Tuesday, November 13, 2012

Gardening in Sandy Soil

Gardening in sandy soil has it’s challenges. It requires more frequent watering because water drains through the soil quickly. Here’s a quick fix for this problem. The equipment that you’ll need are a weed eater, garbage can, gloves and rake. The supplies you’ll need are leaves, lots of leaves. Since it’s fall this shouldn't be a problem. Fill the garbage can half full with leaves. Slowly lower the weed eater into the garbage can to the bottom and slowly raise it back up again. Continue doing this until the leaves have been chewed up into tiny pieces. Add more leaves as needed. When the garbage can gets heavy of full dump it on top of your garden.

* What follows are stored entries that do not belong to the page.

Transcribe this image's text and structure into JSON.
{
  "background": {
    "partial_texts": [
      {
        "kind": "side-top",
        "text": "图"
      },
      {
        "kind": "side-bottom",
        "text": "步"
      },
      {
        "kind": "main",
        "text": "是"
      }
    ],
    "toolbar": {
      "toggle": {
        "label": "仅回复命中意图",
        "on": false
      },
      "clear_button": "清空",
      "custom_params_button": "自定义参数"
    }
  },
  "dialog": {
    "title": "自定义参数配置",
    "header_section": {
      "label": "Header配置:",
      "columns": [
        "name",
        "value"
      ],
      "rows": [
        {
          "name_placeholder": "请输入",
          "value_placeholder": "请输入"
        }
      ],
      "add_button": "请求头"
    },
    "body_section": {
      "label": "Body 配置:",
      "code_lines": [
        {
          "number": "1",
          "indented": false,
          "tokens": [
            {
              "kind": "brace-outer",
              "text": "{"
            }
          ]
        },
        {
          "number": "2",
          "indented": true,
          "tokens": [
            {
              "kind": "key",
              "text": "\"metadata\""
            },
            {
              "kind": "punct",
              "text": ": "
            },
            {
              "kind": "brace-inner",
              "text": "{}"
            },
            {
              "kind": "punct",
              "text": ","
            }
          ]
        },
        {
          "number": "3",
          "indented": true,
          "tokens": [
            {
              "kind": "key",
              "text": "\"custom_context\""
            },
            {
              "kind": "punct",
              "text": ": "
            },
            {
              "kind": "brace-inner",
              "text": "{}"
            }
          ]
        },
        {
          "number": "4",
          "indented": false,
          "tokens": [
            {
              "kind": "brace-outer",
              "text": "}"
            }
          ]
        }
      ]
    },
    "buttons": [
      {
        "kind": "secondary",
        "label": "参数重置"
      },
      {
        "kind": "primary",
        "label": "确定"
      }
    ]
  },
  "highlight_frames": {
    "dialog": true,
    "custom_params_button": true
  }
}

Once you have enough shredded leaves for your garden roto-till of dig into the soil. The chewed leaves will help retain water as well as adding organic material to the soil. Shredded leaves will also decompose in your composter quicker and won’t stick together like unshredded leaves. Make sure to bag up and save some shredded leaves to use as mulch when you plant you garden in the spring. This will help stop evaporation as well as keep down the weeds. As an added benefit the shredded leaves will add nutrients to the soil as they decompose. You you should dig in shredded leaves in the fall as well as the spring. You can bag up shredded leaves and store in the garage or shed for use later. One garbage can of shredded leaves is the equivalent of ten garbage cans of unshredded leaves so shred your leaves before you store them.